Dans de nombreuses situations, accumuler des faits peut soulager l’anxiété, car rien n’est plus terrifiant que l’inconnu. «Les gens ne sont pas très doués pour gérer l’incertitude», déclare Tomas Chamorro-Premuzic, professeur de psychologie des affaires à l’University College London et à l’Université Columbia, dans ce qu’il estime un peu sous-estimé. Dans des circonstances normales, la collecte rationnelle de données peut être un moyen sain de faire face. Mais ce n’est pas le cas ici.

Obtenir plus d’informations «est utile lorsque cela influence ce que vous feriez», déclare Alice Boyes, auteur de «The Anxiety Toolkit». « Mais pour le moment, la plupart d’entre nous faisons tout ce que nous pouvons. » Nous sommes blottis les uns contre les autres, nous lavons les mains, nous restons à six pieds l’un de l’autre.

«Lorsque vous faites déjà tout ce que vous pouvez faire», dit-il, «il n’y a pas beaucoup d’avantages supplémentaires» à rechercher plus d’informations.

De plus, les humains sont naturellement enclins à tenir compte des mauvaises nouvelles, dit Chamorro-Premuzic. Et beaucoup de nouvelles en ce moment sont mauvaises. Nous pouvons passer plus de temps en ligne en raison d’un sentiment de désespoir ou d’impuissance, ou même simplement parce que beaucoup d’entre nous ont plus de temps libre. Mais si nous gardons les mauvaises nouvelles, nous pourrions augmenter notre propre colère et peur.
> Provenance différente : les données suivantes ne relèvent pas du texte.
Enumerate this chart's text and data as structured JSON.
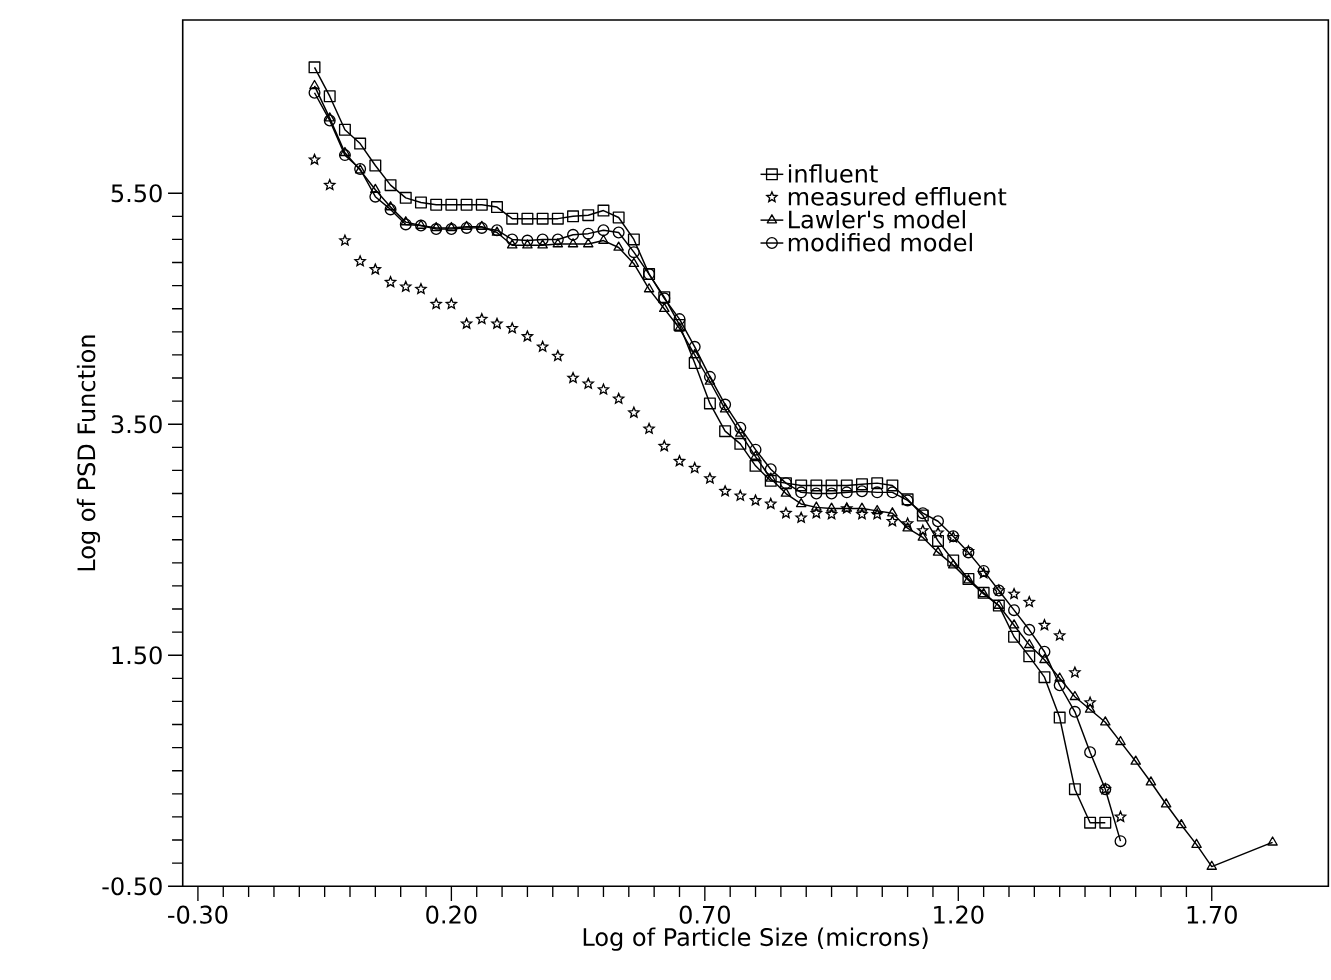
{
  "chart_data": {
    "type": "line",
    "xlabel": "Log of Particle Size (microns)",
    "ylabel": "Log of PSD Function",
    "xlim": [
      -0.33,
      1.93
    ],
    "ylim": [
      -0.5,
      7.0
    ],
    "xticks": [
      {
        "value": -0.3,
        "label": "-0.30"
      },
      {
        "value": 0.2,
        "label": "0.20"
      },
      {
        "value": 0.7,
        "label": "0.70"
      },
      {
        "value": 1.2,
        "label": "1.20"
      },
      {
        "value": 1.7,
        "label": "1.70"
      }
    ],
    "yticks": [
      {
        "value": -0.5,
        "label": "-0.50"
      },
      {
        "value": 1.5,
        "label": "1.50"
      },
      {
        "value": 3.5,
        "label": "3.50"
      },
      {
        "value": 5.5,
        "label": "5.50"
      }
    ],
    "grid": false,
    "legend": "top right",
    "line_style": "solid",
    "series": [
      {
        "name": "influent",
        "marker": "square",
        "color": "#000000",
        "x": [
          -0.07,
          -0.04,
          -0.01,
          0.02,
          0.05,
          0.08,
          0.11,
          0.14,
          0.17,
          0.2,
          0.23,
          0.26,
          0.29,
          0.32,
          0.35,
          0.38,
          0.41,
          0.44,
          0.47,
          0.5,
          0.53,
          0.56,
          0.59,
          0.62,
          0.65,
          0.68,
          0.71,
          0.74,
          0.77,
          0.8,
          0.83,
          0.86,
          0.89,
          0.92,
          0.95,
          0.98,
          1.01,
          1.04,
          1.07,
          1.1,
          1.13,
          1.16,
          1.19,
          1.22,
          1.25,
          1.28,
          1.31,
          1.34,
          1.37,
          1.4,
          1.43,
          1.46,
          1.49
        ],
        "values": [
          6.59,
          6.34,
          6.05,
          5.93,
          5.74,
          5.57,
          5.46,
          5.42,
          5.4,
          5.4,
          5.4,
          5.4,
          5.38,
          5.28,
          5.28,
          5.28,
          5.28,
          5.3,
          5.31,
          5.35,
          5.29,
          5.1,
          4.8,
          4.6,
          4.36,
          4.03,
          3.68,
          3.44,
          3.33,
          3.14,
          3.01,
          2.99,
          2.97,
          2.97,
          2.97,
          2.97,
          2.98,
          2.99,
          2.97,
          2.85,
          2.71,
          2.49,
          2.32,
          2.16,
          2.04,
          1.93,
          1.66,
          1.49,
          1.31,
          0.96,
          0.34,
          0.05,
          0.05
        ]
      },
      {
        "name": "measured effluent",
        "type": "scatter",
        "marker": "star",
        "color": "#000000",
        "x": [
          -0.07,
          -0.04,
          -0.01,
          0.02,
          0.05,
          0.08,
          0.11,
          0.14,
          0.17,
          0.2,
          0.23,
          0.26,
          0.29,
          0.32,
          0.35,
          0.38,
          0.41,
          0.44,
          0.47,
          0.5,
          0.53,
          0.56,
          0.59,
          0.62,
          0.65,
          0.68,
          0.71,
          0.74,
          0.77,
          0.8,
          0.83,
          0.86,
          0.89,
          0.92,
          0.95,
          0.98,
          1.01,
          1.04,
          1.07,
          1.1,
          1.13,
          1.16,
          1.19,
          1.22,
          1.25,
          1.28,
          1.31,
          1.34,
          1.37,
          1.4,
          1.43,
          1.46,
          1.49,
          1.52
        ],
        "values": [
          5.79,
          5.57,
          5.09,
          4.91,
          4.84,
          4.73,
          4.69,
          4.67,
          4.54,
          4.54,
          4.37,
          4.41,
          4.37,
          4.33,
          4.26,
          4.17,
          4.09,
          3.9,
          3.85,
          3.8,
          3.72,
          3.6,
          3.46,
          3.31,
          3.18,
          3.12,
          3.03,
          2.92,
          2.88,
          2.84,
          2.81,
          2.73,
          2.69,
          2.73,
          2.72,
          2.77,
          2.72,
          2.72,
          2.66,
          2.64,
          2.58,
          2.56,
          2.52,
          2.4,
          2.21,
          2.06,
          2.03,
          1.96,
          1.76,
          1.67,
          1.35,
          1.09,
          0.34,
          0.1
        ]
      },
      {
        "name": "Lawler's model",
        "marker": "triangle",
        "color": "#000000",
        "x": [
          -0.07,
          -0.04,
          -0.01,
          0.02,
          0.05,
          0.08,
          0.11,
          0.14,
          0.17,
          0.2,
          0.23,
          0.26,
          0.29,
          0.32,
          0.35,
          0.38,
          0.41,
          0.44,
          0.47,
          0.5,
          0.53,
          0.56,
          0.59,
          0.62,
          0.65,
          0.68,
          0.71,
          0.74,
          0.77,
          0.8,
          0.83,
          0.86,
          0.89,
          0.92,
          0.95,
          0.98,
          1.01,
          1.04,
          1.07,
          1.1,
          1.13,
          1.16,
          1.19,
          1.22,
          1.25,
          1.28,
          1.31,
          1.34,
          1.37,
          1.4,
          1.43,
          1.46,
          1.49,
          1.52,
          1.55,
          1.58,
          1.61,
          1.64,
          1.67,
          1.7,
          1.82
        ],
        "values": [
          6.43,
          6.15,
          5.85,
          5.7,
          5.53,
          5.38,
          5.25,
          5.22,
          5.2,
          5.2,
          5.21,
          5.21,
          5.16,
          5.05,
          5.05,
          5.05,
          5.06,
          5.06,
          5.06,
          5.09,
          5.03,
          4.89,
          4.67,
          4.5,
          4.33,
          4.1,
          3.87,
          3.63,
          3.42,
          3.22,
          3.03,
          2.9,
          2.81,
          2.78,
          2.77,
          2.77,
          2.77,
          2.75,
          2.73,
          2.6,
          2.52,
          2.39,
          2.28,
          2.15,
          2.03,
          1.93,
          1.76,
          1.59,
          1.46,
          1.3,
          1.14,
          1.03,
          0.92,
          0.75,
          0.58,
          0.4,
          0.21,
          0.03,
          -0.14,
          -0.33,
          -0.12
        ]
      },
      {
        "name": "modified model",
        "marker": "circle",
        "color": "#000000",
        "x": [
          -0.07,
          -0.04,
          -0.01,
          0.02,
          0.05,
          0.08,
          0.11,
          0.14,
          0.17,
          0.2,
          0.23,
          0.26,
          0.29,
          0.32,
          0.35,
          0.38,
          0.41,
          0.44,
          0.47,
          0.5,
          0.53,
          0.56,
          0.59,
          0.62,
          0.65,
          0.68,
          0.71,
          0.74,
          0.77,
          0.8,
          0.83,
          0.86,
          0.89,
          0.92,
          0.95,
          0.98,
          1.01,
          1.04,
          1.07,
          1.1,
          1.13,
          1.16,
          1.19,
          1.22,
          1.25,
          1.28,
          1.31,
          1.34,
          1.37,
          1.4,
          1.43,
          1.46,
          1.49,
          1.52
        ],
        "values": [
          6.37,
          6.13,
          5.83,
          5.71,
          5.47,
          5.36,
          5.23,
          5.22,
          5.19,
          5.19,
          5.2,
          5.2,
          5.18,
          5.1,
          5.09,
          5.1,
          5.1,
          5.14,
          5.15,
          5.18,
          5.16,
          4.99,
          4.8,
          4.59,
          4.41,
          4.17,
          3.91,
          3.67,
          3.47,
          3.28,
          3.11,
          2.99,
          2.91,
          2.9,
          2.9,
          2.91,
          2.92,
          2.91,
          2.91,
          2.84,
          2.73,
          2.66,
          2.53,
          2.39,
          2.23,
          2.06,
          1.89,
          1.72,
          1.53,
          1.24,
          1.01,
          0.66,
          0.34,
          -0.11
        ]
      }
    ]
  }
}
Il y a des moments où cela est utile. Les experts l’appellent «régulation positive», dit Boyes, amplifiant nos émotions négatives pour nous aider à rassembler l’énergie pour agir. Des études ont montré que l’augmentation de votre colère peut parfois vous aider à trouver du courage, par exemple, et l’augmentation de la peur peut vous aider à vous battre ou à fuir. Mais cela n’est utile que jusqu’à un certain point. Nous pouvons faire plus de mal que de bien maintenant, semant la panique chez les autres et en nous-mêmes.

Les émotions peuvent être contagieuses dans la vraie vie, dit Boyes, ainsi qu’en ligne, car les algorithmes des réseaux sociaux amplifient les publications les plus intenses et nous sommes tous exposés. Alors que les médias sociaux sont devenus un océan bouillonnant d’anxiété, de peur et de colère, il y a un risque que ces sentiments s’intensifient et se propagent à travers les retweets et les likes.
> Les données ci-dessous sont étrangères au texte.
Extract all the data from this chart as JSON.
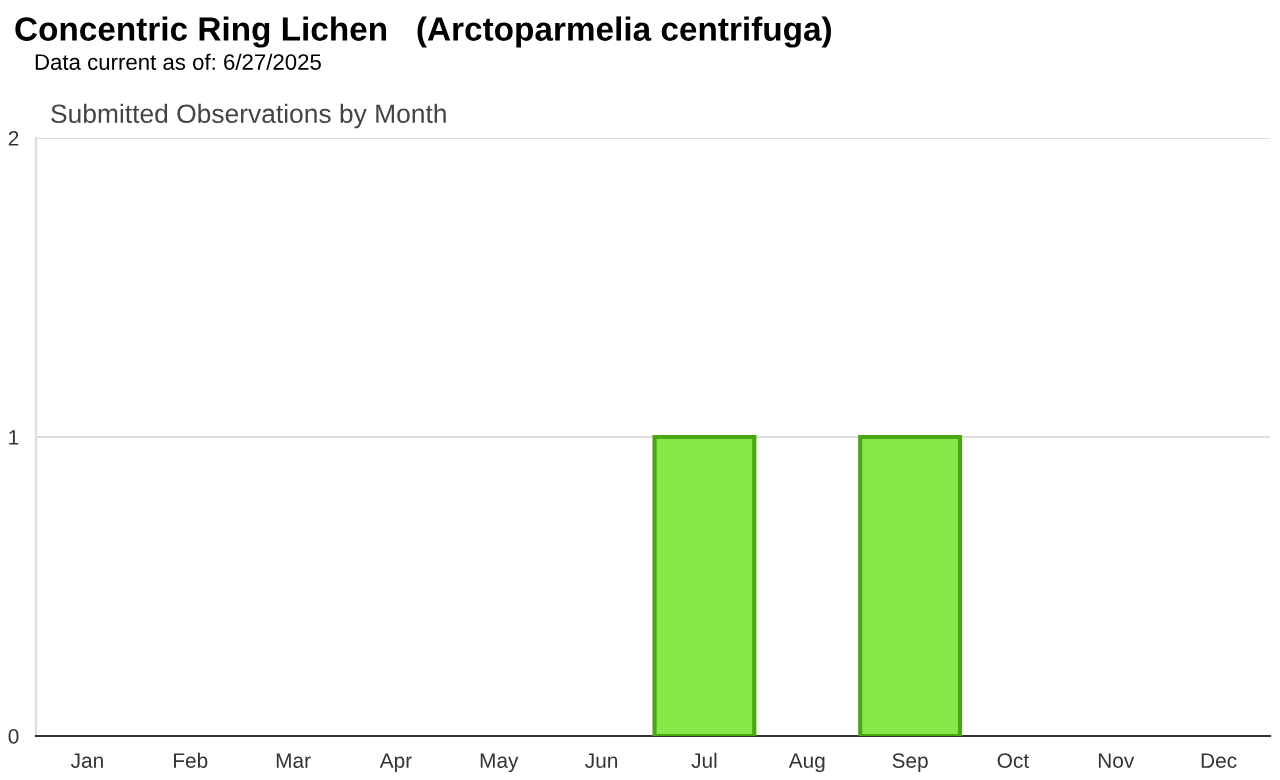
{
  "chart_data": {
    "type": "bar",
    "title": "Concentric Ring Lichen   (Arctoparmelia centrifuga)",
    "subtitle": "Data current as of: 6/27/2025",
    "annotations": [
      "Submitted Observations by Month"
    ],
    "categories": [
      "Jan",
      "Feb",
      "Mar",
      "Apr",
      "May",
      "Jun",
      "Jul",
      "Aug",
      "Sep",
      "Oct",
      "Nov",
      "Dec"
    ],
    "values": [
      0,
      0,
      0,
      0,
      0,
      0,
      1,
      0,
      1,
      0,
      0,
      0
    ],
    "color": "#88e84a",
    "ylim": [
      0,
      2
    ],
    "yticks": [
      0,
      1,
      2
    ],
    "grid": "y",
    "legend": false
  }
}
La colère est, bien sûr, l’une des étapes du deuil. Il est normal d’être en colère que la mauvaise qualité du leadership ne nous ait pas préparés à cette pandémie; que certains sénateurs semblaient plus intéressés à préserver leur richesse personnelle qu’à agir pour protéger le public; ce retard et cette désorganisation mettront des vies en danger. Mais la colère est mieux canalisée vers un but productif, qu’il s’agisse d’appeler des membres du Congrès ou de coudre des masques de bricolage.

Une autre raison pour laquelle les médias sociaux peuvent être si actifs en ces temps alarmants est que leur utilisation ne nécessite pas beaucoup de discipline mentale. Quand j’ai suggéré à Boyes qu’une meilleure utilisation du temps pourrait être de lire un livre, elle a (poliment) rejeté l’idée: pour la plupart d’entre nous, il est trop difficile de se concentrer en ce moment.
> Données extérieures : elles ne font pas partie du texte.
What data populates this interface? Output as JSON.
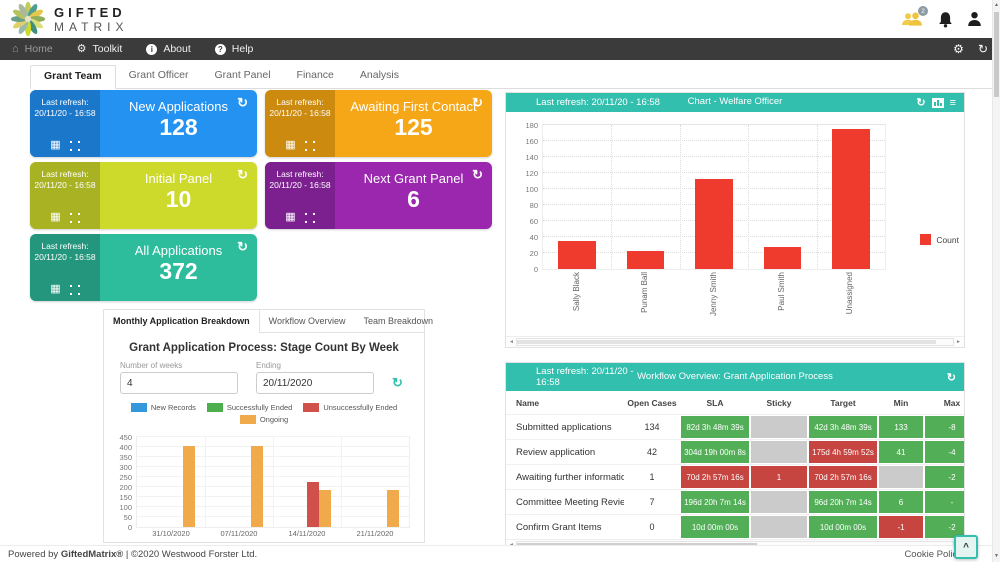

Cependant, nous pouvons pratiquer ce qu’un de mes oncles a appelé la «distanciation des médias sociaux»; Vous pouvez consulter Facebook, mais une ou deux fois par jour. Vous pouvez consulter Twitter, mais pas après 21 h. Vous pouvez mettre vos réseaux sociaux en quarantaine pour éviter qu’ils ne s’infectent toute la journée.

«N’oublions pas que ces médias créaient une dépendance en premier lieu; ils ont été conçus pour créer une dépendance », explique Chamorro-Premuzic. Il suggère qu’il pourrait être plus facile d’éviter Facebook et Twitter si vous les remplacez intentionnellement par autre chose. «Choisissez une activité légèrement distrayante, enrichissante et utile», suggère-t-il.

Quant à moi, au lieu de mettre à jour Twitter, j’utiliserai mon téléphone à l’ancienne: pour appeler un ami.

Sarah Green Carmichael est rédactrice en chef de Bloomberg Opinion. Auparavant, elle était rédactrice en chef des idées et commentaires chez Barron’s et rédactrice en chef de la Harvard Business Review, où elle a animé le HBR Ideacast.